Vix Swimwear might be an exception. DeLecce said the eight-year-old company has taken risks to expand, including stocking tens of thousands of units. Other small swimwear companies are comfortable staying small.
Cea Adams, president of CeaSwim, said her company will notch $300,000 in
revenues this year, and she hopes to double that amount next year. “We would like to grow quickly, but not insanely,” she said. “We don’t want to ever become a mass producer available in every store, because we are designer swimwear.”

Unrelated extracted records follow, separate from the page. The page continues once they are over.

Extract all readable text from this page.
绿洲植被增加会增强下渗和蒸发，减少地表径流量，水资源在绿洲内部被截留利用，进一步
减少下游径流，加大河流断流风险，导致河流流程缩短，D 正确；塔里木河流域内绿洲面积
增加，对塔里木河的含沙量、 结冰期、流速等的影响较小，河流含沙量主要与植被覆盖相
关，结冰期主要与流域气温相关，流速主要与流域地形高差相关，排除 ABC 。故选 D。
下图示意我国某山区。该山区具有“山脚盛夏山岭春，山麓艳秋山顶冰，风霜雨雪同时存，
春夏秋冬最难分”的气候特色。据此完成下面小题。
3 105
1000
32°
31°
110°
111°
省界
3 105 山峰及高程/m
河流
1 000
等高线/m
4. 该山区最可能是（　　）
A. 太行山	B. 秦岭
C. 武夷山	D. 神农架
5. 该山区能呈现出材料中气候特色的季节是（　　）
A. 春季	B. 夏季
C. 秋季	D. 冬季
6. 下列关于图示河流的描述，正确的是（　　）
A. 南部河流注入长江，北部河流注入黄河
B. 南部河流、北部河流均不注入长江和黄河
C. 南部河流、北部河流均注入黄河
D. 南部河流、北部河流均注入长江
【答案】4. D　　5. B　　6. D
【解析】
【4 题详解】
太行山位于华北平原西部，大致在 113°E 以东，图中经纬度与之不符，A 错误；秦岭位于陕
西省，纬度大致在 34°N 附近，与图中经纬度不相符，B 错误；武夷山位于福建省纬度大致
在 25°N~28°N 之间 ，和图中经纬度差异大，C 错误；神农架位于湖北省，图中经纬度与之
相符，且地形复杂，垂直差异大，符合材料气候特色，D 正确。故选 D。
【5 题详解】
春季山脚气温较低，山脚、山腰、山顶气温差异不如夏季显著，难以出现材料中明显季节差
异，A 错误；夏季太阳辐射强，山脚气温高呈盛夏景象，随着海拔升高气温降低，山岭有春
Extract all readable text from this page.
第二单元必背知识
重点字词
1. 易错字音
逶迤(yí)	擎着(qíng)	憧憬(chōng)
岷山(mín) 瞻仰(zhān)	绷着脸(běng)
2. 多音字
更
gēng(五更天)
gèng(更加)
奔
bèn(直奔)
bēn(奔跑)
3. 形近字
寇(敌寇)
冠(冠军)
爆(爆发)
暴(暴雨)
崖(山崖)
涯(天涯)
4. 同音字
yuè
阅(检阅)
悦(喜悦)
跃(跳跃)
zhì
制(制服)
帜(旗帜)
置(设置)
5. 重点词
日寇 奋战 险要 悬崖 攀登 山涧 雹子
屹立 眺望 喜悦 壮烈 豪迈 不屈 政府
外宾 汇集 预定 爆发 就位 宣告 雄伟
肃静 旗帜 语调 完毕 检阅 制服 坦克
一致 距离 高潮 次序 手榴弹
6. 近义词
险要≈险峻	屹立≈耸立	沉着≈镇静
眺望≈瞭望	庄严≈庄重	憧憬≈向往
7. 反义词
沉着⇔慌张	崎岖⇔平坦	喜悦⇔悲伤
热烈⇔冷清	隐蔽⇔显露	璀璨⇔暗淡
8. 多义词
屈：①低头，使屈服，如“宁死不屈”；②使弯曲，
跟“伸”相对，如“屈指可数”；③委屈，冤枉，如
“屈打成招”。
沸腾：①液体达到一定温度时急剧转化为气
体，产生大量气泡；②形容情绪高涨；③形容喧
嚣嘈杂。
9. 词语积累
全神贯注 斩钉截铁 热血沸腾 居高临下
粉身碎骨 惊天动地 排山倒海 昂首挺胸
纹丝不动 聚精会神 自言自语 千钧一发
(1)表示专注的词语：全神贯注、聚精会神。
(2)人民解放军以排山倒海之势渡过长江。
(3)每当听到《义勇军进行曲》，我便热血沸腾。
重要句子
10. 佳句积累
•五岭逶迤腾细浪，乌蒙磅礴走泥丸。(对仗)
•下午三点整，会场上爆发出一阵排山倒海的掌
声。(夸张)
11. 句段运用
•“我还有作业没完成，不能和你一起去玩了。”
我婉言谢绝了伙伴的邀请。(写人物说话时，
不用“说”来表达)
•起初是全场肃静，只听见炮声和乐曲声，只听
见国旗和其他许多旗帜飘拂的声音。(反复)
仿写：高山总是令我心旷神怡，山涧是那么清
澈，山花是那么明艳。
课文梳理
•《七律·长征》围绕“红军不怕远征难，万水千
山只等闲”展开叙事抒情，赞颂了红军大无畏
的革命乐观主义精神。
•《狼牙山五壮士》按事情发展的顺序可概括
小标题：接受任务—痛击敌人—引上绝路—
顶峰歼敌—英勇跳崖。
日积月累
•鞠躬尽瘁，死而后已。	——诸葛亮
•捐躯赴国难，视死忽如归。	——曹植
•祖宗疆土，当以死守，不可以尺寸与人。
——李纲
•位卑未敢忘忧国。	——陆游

The retail sector squeeze, at times hyperbolically called the death knell of the swimwear industry, makes it all the more difficult for new brands to succeed. Even established companies are forced to perform better at their existing doors. To do so, they have trimmed the fat and stuck with proven sellers.
Strong licenses appeal to retailers for their critical name recognition. There was a feeding frenzy over Beach Patrol Inc.’s licenses when the Carson, Calif., company went under this year. New York-based A.H. Schreiber Co. grabbed Beach Patrol’s Esprit swimwear license; Cypress, Calif.-based Manhattan Beachwear LLC picked up Split, and Jag was secured by Perry Ellis International Inc., which also brought in-house its namesake swimwear, formerly produced by Beach Patrol.
Avram Schreiber, a principal at A.H. Schreiber, which he estimated is three times as large as it was eight years ago, believes other companies could succumb to the pressures in the swimwear industry. “Ultimately, if you are not in the big eight or nine accounts, you won’t be around,” he said.